Was sind eigentlich Essstörungen

Essstörungen gehören zum Modelbusiness, wie der Floh zum Hund. Der permanente Druck gut auszusehen und vor der Konkurrenz zu punkten, veranlasst viele Models, ihre Essgewohnheiten rapide einzuschränken. Bereits seit Jahren wird dieser „Schlankheitswahn“ im Modelbusiness kontrovers diskutiert. In Israel wurde jetzt das erste Gesetz verabschiedet, dass gegen die Schönheitsideale der Modewelt vorgeht. Hier müssen Models in Zukunft per Attest nachweisen, dass sie sich in einem guten Ernährungszustand befinden.

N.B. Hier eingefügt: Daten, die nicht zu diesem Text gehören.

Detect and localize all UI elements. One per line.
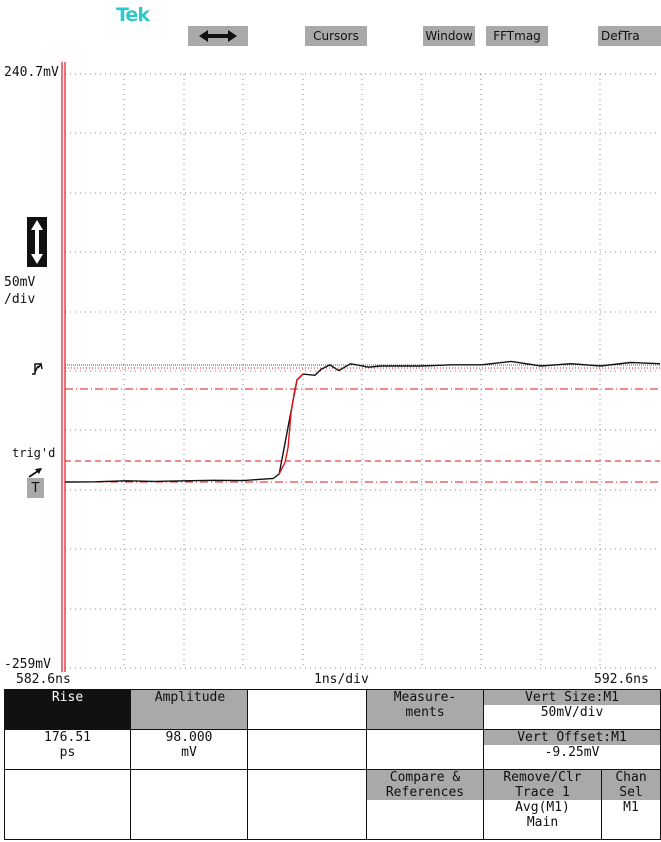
vert-scale-value: 50mV: [4, 275, 36, 290]
chan-sel-button[interactable]: Chan Sel M1: [600, 769, 661, 840]
vert-size-button[interactable]: Vert Size:M1 50mV/div: [482, 689, 661, 730]
compare-line1: Compare &: [367, 770, 483, 785]
remove-line4: Main: [526, 815, 559, 830]
cursors-button[interactable]: Cursors: [305, 26, 367, 46]
waveform-rising-edge: [278, 373, 304, 475]
measurements-line2: ments: [405, 705, 445, 720]
rise-unit: ps: [59, 745, 76, 760]
rise-label: Rise: [51, 690, 84, 706]
time-start-label: 582.6ns: [16, 672, 71, 687]
remove-line2: Trace 1: [484, 785, 601, 800]
deftra-button[interactable]: DefTra: [598, 26, 661, 46]
fftmag-button[interactable]: FFTmag: [486, 26, 548, 46]
vertical-arrow-button[interactable]: [27, 217, 47, 267]
vert-size-title: Vert Size:M1: [484, 690, 660, 705]
trigger-arrow-icon: [28, 468, 42, 478]
time-scale-label: 1ns/div: [314, 672, 369, 687]
horizontal-double-arrow-icon: [199, 30, 237, 42]
vert-size-value: 50mV/div: [484, 705, 660, 720]
top-voltage-label: 240.7mV: [4, 65, 59, 80]
vert-offset-title: Vert Offset:M1: [484, 730, 660, 745]
trigger-level-icon: [32, 362, 43, 375]
amplitude-measurement-button[interactable]: Amplitude: [130, 689, 248, 730]
amplitude-value-cell: 98.000 mV: [130, 729, 248, 770]
trigger-marker[interactable]: T: [27, 478, 44, 498]
amplitude-value: 98.000: [165, 730, 213, 746]
empty-slot-5[interactable]: [130, 769, 248, 840]
tek-logo: Tek: [116, 4, 150, 26]
bottom-voltage-label: -259mV: [4, 657, 51, 672]
time-end-label: 592.6ns: [594, 672, 649, 687]
waveform-graticule: [28, 62, 661, 672]
rise-measurement-button[interactable]: Rise: [4, 689, 131, 730]
vertical-double-arrow-icon: [31, 220, 43, 264]
amplitude-unit: mV: [181, 745, 197, 760]
measurement-menu: Rise Amplitude Measure- ments Vert Size:…: [4, 689, 661, 840]
remove-line3: Avg(M1): [515, 800, 570, 815]
grid: [65, 73, 660, 668]
waveform-trace: [64, 360, 661, 483]
remove-clear-trace-button[interactable]: Remove/Clr Trace 1 Avg(M1) Main: [483, 769, 602, 840]
chan-line2: Sel: [602, 785, 660, 800]
empty-slot-3[interactable]: [366, 729, 484, 770]
chan-value: M1: [623, 800, 639, 815]
empty-slot-2[interactable]: [247, 729, 367, 770]
empty-slot-4[interactable]: [4, 769, 131, 840]
waveform-line: [64, 360, 661, 483]
compare-references-button[interactable]: Compare & References: [366, 769, 484, 840]
horizontal-arrow-button[interactable]: [188, 26, 248, 46]
rise-value: 176.51: [44, 730, 91, 746]
compare-line2: References: [367, 785, 483, 800]
rise-value-cell: 176.51 ps: [4, 729, 131, 770]
amplitude-label: Amplitude: [154, 690, 226, 706]
measurements-line1: Measure-: [393, 690, 457, 706]
measurements-button[interactable]: Measure- ments: [366, 689, 484, 730]
vert-offset-button[interactable]: Vert Offset:M1 -9.25mV: [482, 729, 661, 770]
empty-slot-6[interactable]: [247, 769, 367, 840]
trig-status-label: trig'd: [12, 446, 56, 460]
window-button[interactable]: Window: [423, 26, 475, 46]
vert-offset-value: -9.25mV: [484, 745, 660, 760]
empty-slot-1[interactable]: [247, 689, 367, 730]
remove-line1: Remove/Clr: [484, 770, 601, 785]
vert-scale-unit: /div: [4, 292, 36, 307]
chan-line1: Chan: [602, 770, 660, 785]
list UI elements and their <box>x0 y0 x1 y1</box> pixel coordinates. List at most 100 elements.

Ebenso muss bei Werbefotografien angegeben, ob die Fotos am Computer nachbearbeitet wurden. So soll die Illusion vom „Topmodel“ vermieden werden, denn längst nicht alles, was echt aussieht, ist es auch. Die Natur spielt eben nicht nach den Regel der Modewelt und das sollte auch nicht so verkauft werden.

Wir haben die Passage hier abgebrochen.